= Court of Indian Offenses =

Indigenous court

A Court of Indian Offenses is an Article I Court operated by the U.S. Department of the Interior's Bureau of Indian Affairs. Also known as a "CFR" (Code of Federal Regulations) Court, a Court of Indian Offenses has criminal and civil jurisdiction over Native Americans in Indian Country, on reservations and other Indian trust land that lacks its own tribal court system. Criminally, the Court of Indian Offenses is a limited jurisdiction court that tries misdemeanor violations of Title 25 of the Code of Federal Regulations, as well as violations of tribal codes, with permission of the tribe. Civilly, the CFR court holds full civil jurisdiction over matters in its territory.

There are currently five CFR courts operating in the United States. These include:

1. The Albuquerque CFR Court, serving the Kewa Pueblo and the Santa Fe Indian School.
2. The Southern Plains CFR Court, serving the Apache Tribe of Oklahoma, the Caddo Nation of Oklahoma, the Fort Sill Apache Tribe of Oklahoma, the Kiowa Indian Tribe of Oklahoma, the Otoe-Missouria Tribe of Indians, and the Wichita and Affiliated Tribe of Indians.
3. The Western Region CFR Court, serving the Skull Valley Band of Goshutes Indians (Utah) and the Te-Moak Band of Western Shoshone Indians (Nevada).
4. The Eastern Oklahoma Region CFR Court, serving the Eastern Shawnee Tribe of Oklahoma, the Modoc Tribe of Oklahoma, the Ottawa Tribe of Oklahoma, the Peoria Tribe of Indians of Oklahoma; and the Seneca-Cayuga Tribe of Oklahoma.
5. The Southwest Region CFR court serves the Ute Mountain Ute Tribe of Colorado.
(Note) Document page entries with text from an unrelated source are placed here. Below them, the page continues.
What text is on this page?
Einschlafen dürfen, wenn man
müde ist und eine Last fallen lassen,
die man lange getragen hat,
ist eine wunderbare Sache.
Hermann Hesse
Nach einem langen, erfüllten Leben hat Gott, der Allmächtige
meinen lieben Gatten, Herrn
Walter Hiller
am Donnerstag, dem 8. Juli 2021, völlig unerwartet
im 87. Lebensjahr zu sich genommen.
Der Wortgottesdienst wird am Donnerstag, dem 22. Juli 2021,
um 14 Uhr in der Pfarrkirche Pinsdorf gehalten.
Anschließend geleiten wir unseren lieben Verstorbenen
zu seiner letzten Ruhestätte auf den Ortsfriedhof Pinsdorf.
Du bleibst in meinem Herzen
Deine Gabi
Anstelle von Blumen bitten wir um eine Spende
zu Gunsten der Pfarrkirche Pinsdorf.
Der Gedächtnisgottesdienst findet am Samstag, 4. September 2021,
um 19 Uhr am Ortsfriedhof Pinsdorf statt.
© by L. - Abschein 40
In addition to the various Courts of Indian Offenses, they also have appellate court divisions called the Court of Indian Appeals. Courts of Indian Appeals hear all appellate cases from cases originally heard in the CFR Courts within the below regions.
- Miami Agency: Seneca-Cayuga Nation, Shawnee Tribe of Oklahoma, Eastern Shawnee Tribe of Oklahoma, Peoria Tribe of Oklahoma, Ottawa Tribe of Oklahoma, Modoc Tribe of Oklahoma, and the Albuquerque/Santa Fe Indian School Region
- Western Region Agency: Skull Valley Band of Goshutes Indians of Utah, Te-Moak Tribe of Western Shoshone Indians of Nevada, and Winnemucca Indian Tribe
- Ute Agency: Ute Mountain Ute Tribe
- Albuquerque Agency
- Southern Plains Agency: Apache Tribe of Oklahoma, Caddo Nation of Oklahoma, Comanche Nation, Delaware Nation, Fort Sill Apache Tribe of Oklahoma, Kiowa Indian Tribe of Oklahoma, Otoe-Missouria Tribe of Indians, and Wichita and Affiliated Tribe of Indians

== Dual Sovereignty controversy ==
The CFR court is an Article I federal court, operating under the authority of the United States Secretary of the Interior. The CFR court only tries misdemeanor crimes, while the jurisdiction to try more serious felony crimes is vested with the United States Attorney’s Offices. However, U.S, Attorneys often decline to prosecute felony cases in Indian Country, which leads CFR court prosecutors to prosecute felony offenders using lesser included misdemeanor offenses in order to ensure that serious offenders receive at least some jail time.

This happened in the case of Denezpi v. United States, where the suspect, Merle Denezpi, an enrolled member of the Navajo Nation, raped a female enrolled member of the Navajo Nation on the reservation of the Ute Mountain Ute Tribe. The CFR prosecutor charged Denezpi with Aggravated Battery, a misdemeanor charge. Denezpi plead not guilty under an Alford plea, and was sentenced to time served. Unsatisfied with this result, the U.S. Attorney then indicted Denezpi for rape. Denezpi attempted to have the charge dismissed under double jeopardy rules because Aggravated Battery is a lesser included offense of the charge of rape. The government contended that double jeopardy did not exist because the CFR court was exercising tribal prosecutorial authority, not federal authority, in their prosecution of Denezpi. On February 22, 2022, the U.S. Supreme Court heard arguments to determine if CFR courts are tribal courts (as the government and the Ute Mountain Ute tribe contend), or if they are simply machinery to allow tribal courts to operate among tribes that lack the resources to operate their own courts. On June 13, 2022, the Court decided against Denezpi, stating that no matter what authority prosecutes the case, no matter whether CFR courts are tribal courts or federal courts, the source of the dual sovereignty doctrine is the plurality of the authorities where the offences originated from: since the Aggravated Battery charge was defined by the tribal authority and the rape charge was federal, they originated from two different sovereigns and therefore could be both prosecuted.